An itibari ile mevcut aracımı satılığa çıkarıp yeni bir araç arayışına girdiğimde karşıma çıkan maserati gran turismo'nun fiyatı beni bu hayattan soğuttu arkadaşım. Yok, şimdi bırakcam işi gücü yaw. Hani böyle bir arabaya binemeyeceksem, yaşasam ne!? çalışsam ne abicim...
an itibariyle içinde bulunduğum durumdur..
taptığın insanın sana hiç güvenmediğini her fırsatta yüzüne vurduğu, gözüne soktuğu andır bu an..
soğursun hayattan, kopar gidersin. bir de karşı taraf takmayınca otur kendi kendien küfür et, elinden gelenin en iyisini yapmak adına..
tamamen saplanmış gibi hissedip çıkmak için uğraşacak gücü bulamaz insan. kimsenin karışmasını istemez yalnızlığına da yalnız kalmak içten içe çürütür kalbini. ölmek bile bir son olmaz istediğini yaşayamadıktan sonra.
yoksundur aslında yada değersiz hissedersin, belkide herkese sahtekar davranmışsındır şimdiye kadar ölüm bile korkutur ikisi arasında kalıp çözüm bulamadığında dışarıya sadece hayattan soğumak olarak çıkar bu içsel çöküntü.
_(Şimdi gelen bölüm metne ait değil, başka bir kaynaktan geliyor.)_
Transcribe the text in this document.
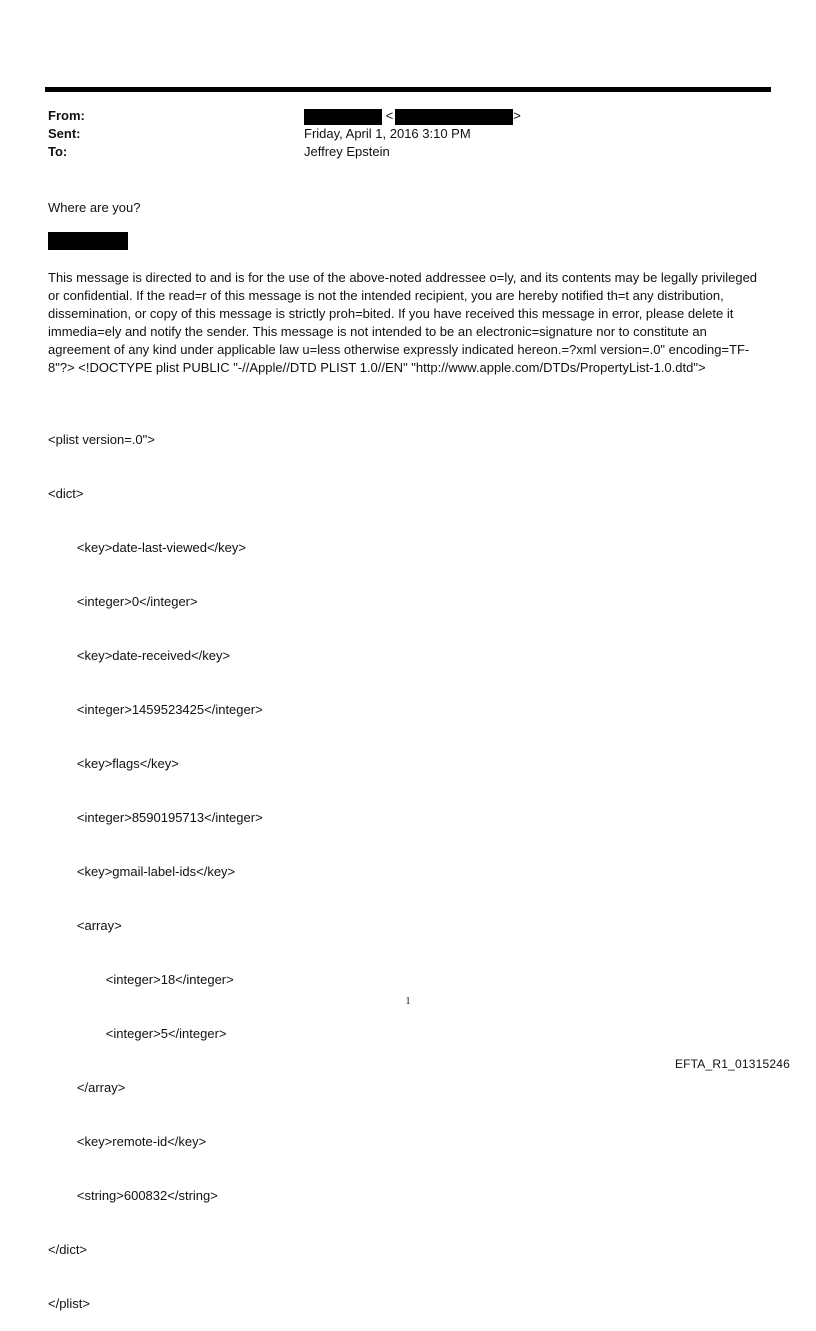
From:	<	>
Sent:	Friday, April 1, 2016 3:10 PM
To:	Jeffrey Epstein
Where are you?
This message is directed to and is for the use of the above-noted addressee o=ly, and its contents may be legally privileged or confidential. If the read=r of this message is not the intended recipient, you are hereby notified th=t any distribution, dissemination, or copy of this message is strictly proh=bited. If you have received this message in error, please delete it immedia=ely and notify the sender. This message is not intended to be an electronic=signature nor to constitute an agreement of any kind under applicable law u=less otherwise expressly indicated hereon.=?xml version=.0" encoding=TF-8"?> <!DOCTYPE plist PUBLIC "-//Apple//DTD PLIST 1.0//EN" "http://www.apple.com/DTDs/PropertyList-1.0.dtd">

<plist version=.0">

<dict>

<key>date-last-viewed</key>

<integer>0</integer>

<key>date-received</key>

<integer>1459523425</integer>

<key>flags</key>

<integer>8590195713</integer>

<key>gmail-label-ids</key>

<array>

<integer>18</integer>

<integer>5</integer>

</array>

<key>remote-id</key>

<string>600832</string>

</dict>

</plist>

1
EFTA_R1_01315246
insanların yaptıklarını her izlediğimde bende meydana gelir.aşk yok derler yakınırlar,aşk bulurlar değer vermezler.para yok derler ağlarlar,en küçük bir harcamada hava basarlar.müzikten anlamaz, müzik yaparlar.insanlıktan anlamaz doktorluk yaparlar.bencillik yapıp,başkalarından yardım beklerler.kısaca insanlardan nefret ederken hayattan soğursun.